In das Buch werden immer wieder Zitate aus "Anne Franks Tagebuch" in die Erzählung eingebettet, die Peter und damit auch den Leser berühren. Das Buch widmet sich einer Problematik, die selten angesprochen wird: Die Verarbeitung mit dem Geschehenen, das Weiterleben der Opfer nach dem Holocaust, gefangen in ihren Erinnerungen. Über die Schrecken der Nazizeit wurde viel geschrieben; über die Zeit danach, das Leben der Geretteten, wenig.
Auch der Umgang von Angehörigen mit den Holocaust-Überlebenden wird angesprochen, allerdings nur leicht gestreift. Peter van Pels spricht mit seiner Frau Madelaine nicht über seine Zeit in Amsterdam. Die geheime Vergangenheit steht immer zwischen beiden und führt zu Unverständnis innerhalb der Partnerschaft. Hier hätte den Leser die schwierige Lage der Ehefrau noch mehr interessiert.

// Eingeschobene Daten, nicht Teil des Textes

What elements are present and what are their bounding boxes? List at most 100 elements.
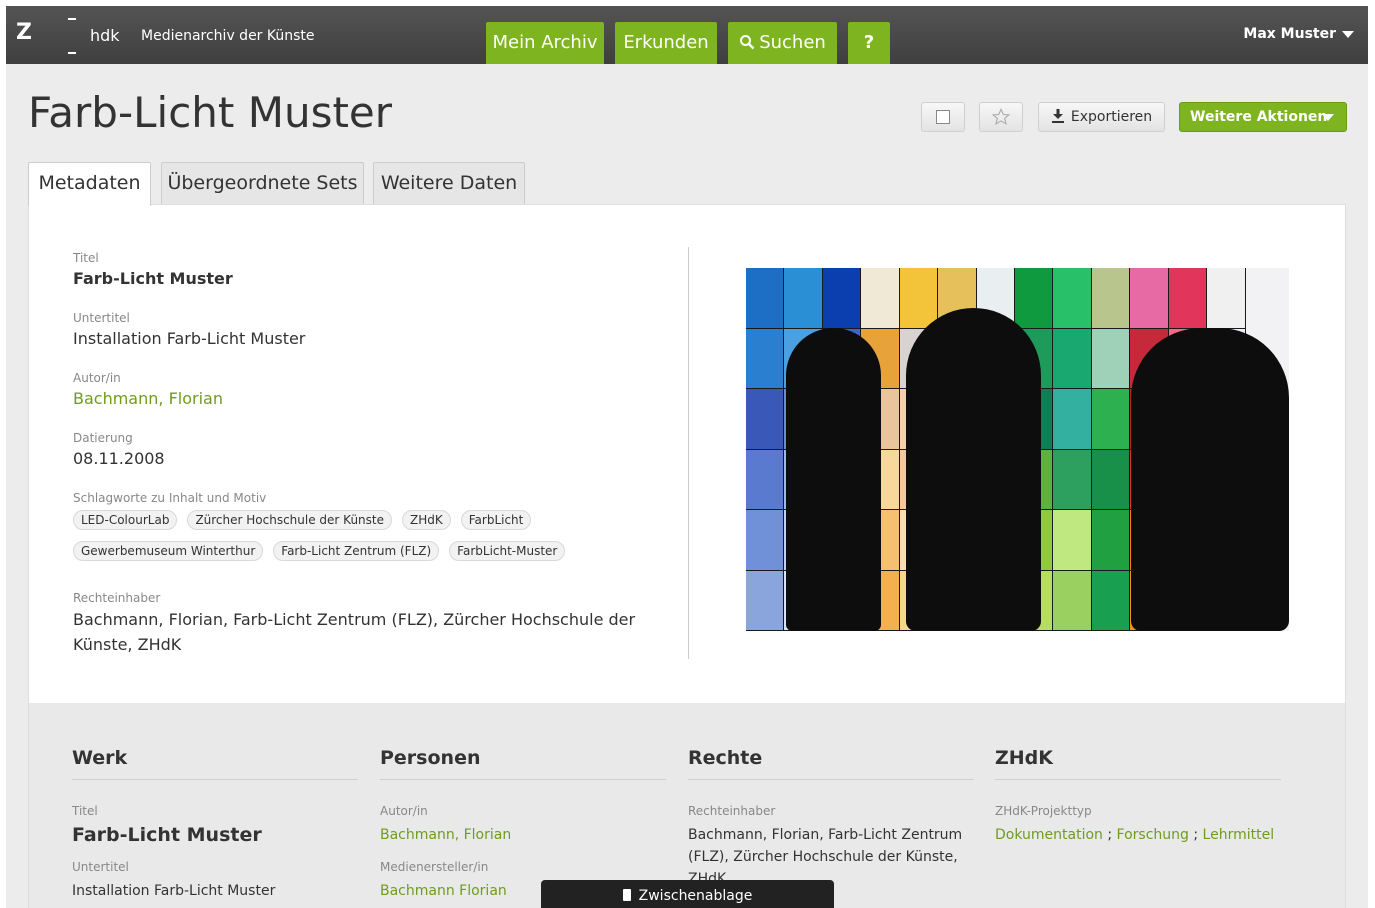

Ellen Feldman hat mit "Der Junge, der Anne Frank liebte" eine fesselnde Geschichte erfunden, der ein Spagat zwischen Realität und Fiktion gelingt. Positiv zu bewerten sind auch die kritischen Stimmen, die Feldman in das Buch einbringt. Anne Franks Tagebuch wurde durch ihren Vater der Öffentlichkeit zugänglich gemacht, sie selbst dadurch als "Heilige" symbolisiert. Doch weitere Menschen in ihrem Buch, zum Beispiel Fritz Pfeffer oder Peters Vater, wurden im Rahmen der literarischen und filmischen Vermarktung als Idiot und Dieb dargestellt. Die Würde dieser Menschen wurde beschädigt.
Die meisten Historiker sind davon überzeugt, dass Peter van Pels am 5. Mai 1945, drei Tage vor der Befreiung des Lagers, in oder auf dem Weg nach Mauthausen im Alter von 18 Jahren verstarb. Ellen Feldman hat dem jungen Peter mit ihrem Roman ein Denkmal gesetzt.